Firanda yang mengatakan bahwa semua bid’ah adalah sesat.
Pernyataan
tersebut bersumber dari pemahaman ulama mereka, yakni Utsaimin. Dalam kitab
Al-Ibda’ Fi Kamalisy Syar’I Wa Khothoril Ibda’, dia berkata:
قوله (كل بدعة ضلالة) كلية عامة شاملة مسورة بأقوى أدوات
الشمول والعموم (كل) أفبعد هذه الكلية يصح أن نقسم البدعة إلي أقسام ثلاثة او إلي
أقسام خمسة؟ أبدا هذا لايصح . (محمد بن صالح العثيمن, الإبداع في كمال الشرع وخطر
الإبتداع ص 13 )
Artinya:
“Sabda Nabi (Semua bid’ah sesat) bersifat global, umum, menyeluruh dan
dipagari menggunakan perabot yang paling kuat yaitu “kullu” (seluruh). Apakah
setelah ketetapan menyeluruh ini, kita dibenarkan membagi bid’ah menjadi tiga
bagian, atau menjadi lima bagian? Selamanya, ini tidak akan pernah sah.”
Intinya,
-bagi wahabi- bid’ah tidak boleh dibagi. Semua bid’ah adalah sesat. Namun
anehnya dalam kitab lain, Utsaimin membagi bid’ah menjadi dua, bid’ah dunia dan
bid’ah agama. Katanya:
الأصل في أمور الدنيا الحل فما أبتدع منها فهو حلال إلا أن
يدل الدليل علي تحريمه لكن أمور الدين الأصل فيها الحظر فما أبتدع منها فهو حرام
بدعة إلا بدليل من الكتاب والسنة علي مشروعيته (العثيمين شرح العقيدة الواسطية ص
639-640 )
Artinya:
“Hukum asal perbuatan baru dalam urusan-urusan dunia (Bid’ah dunia-red) adalah
halal. Jadi bid’ah dalam urusan-urusan dunia itu halal kecuali ada dalil
yang menunjukan keharamannya. Tetapi hukum asal perbuatan baru dalam urusan
agama (Bid’ah agama-red) adalah dilarang. Jadi berbuat bid’ah dalam urusan
agama adalah haram dan bid’ah kecualai ada dalil dari al-Kitab dan as-sunah
yang menunjukan disyari’atkannya.”
Perhatikan
kalimat “Jadi, bid’ah dalam urusan-urusan dunia”. Kalimat ini menunjukan
bid’ah dunia. Selanjutnya kalimat “Jadi, berbuat bid’ah dalam urusan agama”.

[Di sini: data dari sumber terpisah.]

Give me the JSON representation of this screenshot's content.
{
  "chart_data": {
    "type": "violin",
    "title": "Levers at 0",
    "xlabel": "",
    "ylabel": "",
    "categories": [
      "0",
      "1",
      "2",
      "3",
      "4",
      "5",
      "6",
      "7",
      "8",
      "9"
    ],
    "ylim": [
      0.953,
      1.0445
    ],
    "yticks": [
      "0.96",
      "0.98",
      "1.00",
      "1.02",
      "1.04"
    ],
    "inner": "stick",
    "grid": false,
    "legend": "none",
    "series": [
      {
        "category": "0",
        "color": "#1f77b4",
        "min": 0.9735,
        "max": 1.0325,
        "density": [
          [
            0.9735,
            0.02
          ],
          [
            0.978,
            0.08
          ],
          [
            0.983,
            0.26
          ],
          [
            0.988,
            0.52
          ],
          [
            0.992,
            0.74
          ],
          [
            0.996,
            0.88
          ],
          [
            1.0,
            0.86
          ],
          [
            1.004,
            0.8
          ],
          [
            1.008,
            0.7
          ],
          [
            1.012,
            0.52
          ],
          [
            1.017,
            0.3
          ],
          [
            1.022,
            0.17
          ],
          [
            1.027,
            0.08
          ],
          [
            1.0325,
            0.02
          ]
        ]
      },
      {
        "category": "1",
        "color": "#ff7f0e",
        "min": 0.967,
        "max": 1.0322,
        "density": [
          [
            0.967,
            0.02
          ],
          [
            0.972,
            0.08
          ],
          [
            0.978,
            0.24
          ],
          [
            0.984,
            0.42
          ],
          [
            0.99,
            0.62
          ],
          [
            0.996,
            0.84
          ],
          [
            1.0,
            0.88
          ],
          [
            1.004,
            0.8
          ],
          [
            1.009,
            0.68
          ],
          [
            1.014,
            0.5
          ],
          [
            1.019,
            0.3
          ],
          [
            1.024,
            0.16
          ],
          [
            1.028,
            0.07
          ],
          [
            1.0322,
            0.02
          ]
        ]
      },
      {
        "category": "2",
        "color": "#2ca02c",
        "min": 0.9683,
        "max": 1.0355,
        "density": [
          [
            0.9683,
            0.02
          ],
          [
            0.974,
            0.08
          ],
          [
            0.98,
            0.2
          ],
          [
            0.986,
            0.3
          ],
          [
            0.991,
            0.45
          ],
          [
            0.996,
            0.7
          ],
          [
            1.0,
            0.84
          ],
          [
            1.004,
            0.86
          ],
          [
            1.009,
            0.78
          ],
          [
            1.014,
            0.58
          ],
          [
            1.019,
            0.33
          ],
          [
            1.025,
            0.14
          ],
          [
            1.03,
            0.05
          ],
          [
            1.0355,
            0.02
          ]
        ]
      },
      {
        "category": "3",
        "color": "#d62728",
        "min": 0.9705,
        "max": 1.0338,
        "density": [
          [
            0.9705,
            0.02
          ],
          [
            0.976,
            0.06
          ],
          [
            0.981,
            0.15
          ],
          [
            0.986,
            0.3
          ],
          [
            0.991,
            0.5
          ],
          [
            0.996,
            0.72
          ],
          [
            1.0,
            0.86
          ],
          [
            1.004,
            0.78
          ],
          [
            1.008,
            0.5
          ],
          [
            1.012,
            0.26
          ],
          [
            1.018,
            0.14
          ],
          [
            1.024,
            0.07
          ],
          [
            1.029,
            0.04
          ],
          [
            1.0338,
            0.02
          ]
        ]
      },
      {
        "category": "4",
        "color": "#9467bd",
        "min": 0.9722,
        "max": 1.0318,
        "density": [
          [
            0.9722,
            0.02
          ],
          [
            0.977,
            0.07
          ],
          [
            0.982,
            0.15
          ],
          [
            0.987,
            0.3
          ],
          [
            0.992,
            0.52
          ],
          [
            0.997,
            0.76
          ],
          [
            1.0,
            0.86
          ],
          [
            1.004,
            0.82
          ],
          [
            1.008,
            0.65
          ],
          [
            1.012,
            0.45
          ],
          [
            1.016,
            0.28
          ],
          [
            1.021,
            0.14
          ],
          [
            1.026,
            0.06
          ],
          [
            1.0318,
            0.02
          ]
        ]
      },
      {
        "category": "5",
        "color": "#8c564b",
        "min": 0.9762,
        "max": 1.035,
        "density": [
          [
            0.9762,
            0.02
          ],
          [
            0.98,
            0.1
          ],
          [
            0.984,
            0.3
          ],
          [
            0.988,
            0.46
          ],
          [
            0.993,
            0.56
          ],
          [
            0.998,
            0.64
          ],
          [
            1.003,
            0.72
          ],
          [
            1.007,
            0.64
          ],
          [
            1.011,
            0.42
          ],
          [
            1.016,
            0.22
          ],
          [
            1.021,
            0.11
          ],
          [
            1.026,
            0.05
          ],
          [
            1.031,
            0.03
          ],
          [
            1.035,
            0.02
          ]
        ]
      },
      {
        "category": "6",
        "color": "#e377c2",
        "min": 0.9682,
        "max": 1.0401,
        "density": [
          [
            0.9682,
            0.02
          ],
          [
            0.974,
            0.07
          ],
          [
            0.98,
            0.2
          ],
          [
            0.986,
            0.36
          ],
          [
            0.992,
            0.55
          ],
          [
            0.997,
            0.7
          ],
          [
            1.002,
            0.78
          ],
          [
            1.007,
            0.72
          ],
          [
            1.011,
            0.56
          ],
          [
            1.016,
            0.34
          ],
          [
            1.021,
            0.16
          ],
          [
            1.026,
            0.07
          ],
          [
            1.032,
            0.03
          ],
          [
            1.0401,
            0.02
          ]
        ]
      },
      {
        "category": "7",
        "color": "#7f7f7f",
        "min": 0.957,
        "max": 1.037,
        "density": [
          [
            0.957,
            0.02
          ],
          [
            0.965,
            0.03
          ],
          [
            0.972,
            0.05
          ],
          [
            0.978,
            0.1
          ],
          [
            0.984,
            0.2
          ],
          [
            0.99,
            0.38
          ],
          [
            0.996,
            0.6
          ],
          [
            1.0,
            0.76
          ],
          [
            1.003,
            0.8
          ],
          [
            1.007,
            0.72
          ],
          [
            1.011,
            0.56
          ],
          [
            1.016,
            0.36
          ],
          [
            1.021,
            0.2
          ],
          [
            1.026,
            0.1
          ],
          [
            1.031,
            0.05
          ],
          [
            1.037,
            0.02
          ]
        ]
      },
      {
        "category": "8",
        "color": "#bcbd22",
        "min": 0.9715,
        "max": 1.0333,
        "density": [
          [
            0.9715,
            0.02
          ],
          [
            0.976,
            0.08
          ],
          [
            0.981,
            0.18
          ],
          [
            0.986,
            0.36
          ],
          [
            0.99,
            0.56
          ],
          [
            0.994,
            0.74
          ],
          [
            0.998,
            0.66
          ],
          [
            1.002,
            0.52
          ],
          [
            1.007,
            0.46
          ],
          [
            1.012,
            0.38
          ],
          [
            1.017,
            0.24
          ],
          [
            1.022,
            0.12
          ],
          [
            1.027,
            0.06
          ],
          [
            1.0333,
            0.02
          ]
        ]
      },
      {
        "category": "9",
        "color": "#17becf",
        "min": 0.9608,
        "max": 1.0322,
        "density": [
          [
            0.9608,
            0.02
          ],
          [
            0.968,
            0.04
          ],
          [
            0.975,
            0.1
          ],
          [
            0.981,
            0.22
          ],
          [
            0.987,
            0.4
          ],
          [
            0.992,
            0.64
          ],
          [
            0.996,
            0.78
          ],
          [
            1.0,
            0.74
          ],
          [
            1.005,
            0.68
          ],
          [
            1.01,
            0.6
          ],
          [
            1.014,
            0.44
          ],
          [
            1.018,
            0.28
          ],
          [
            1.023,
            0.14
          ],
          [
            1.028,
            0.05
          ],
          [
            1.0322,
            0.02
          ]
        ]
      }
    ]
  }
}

Kalimat ini menunjukan bid’ah agama. Aneh kan? Kalau bid’ah tidak boleh
dibagi, mengapa wahabi nekat membaginya menjadi dua?
Jika
pertanyaan itu kita ajukan kepada wahabi, maka mereka akan menjawab begini: “Yang
boleh dibagi hanya bid’ah dunia. Sementara bid’ah agama tidak boleh dibagi.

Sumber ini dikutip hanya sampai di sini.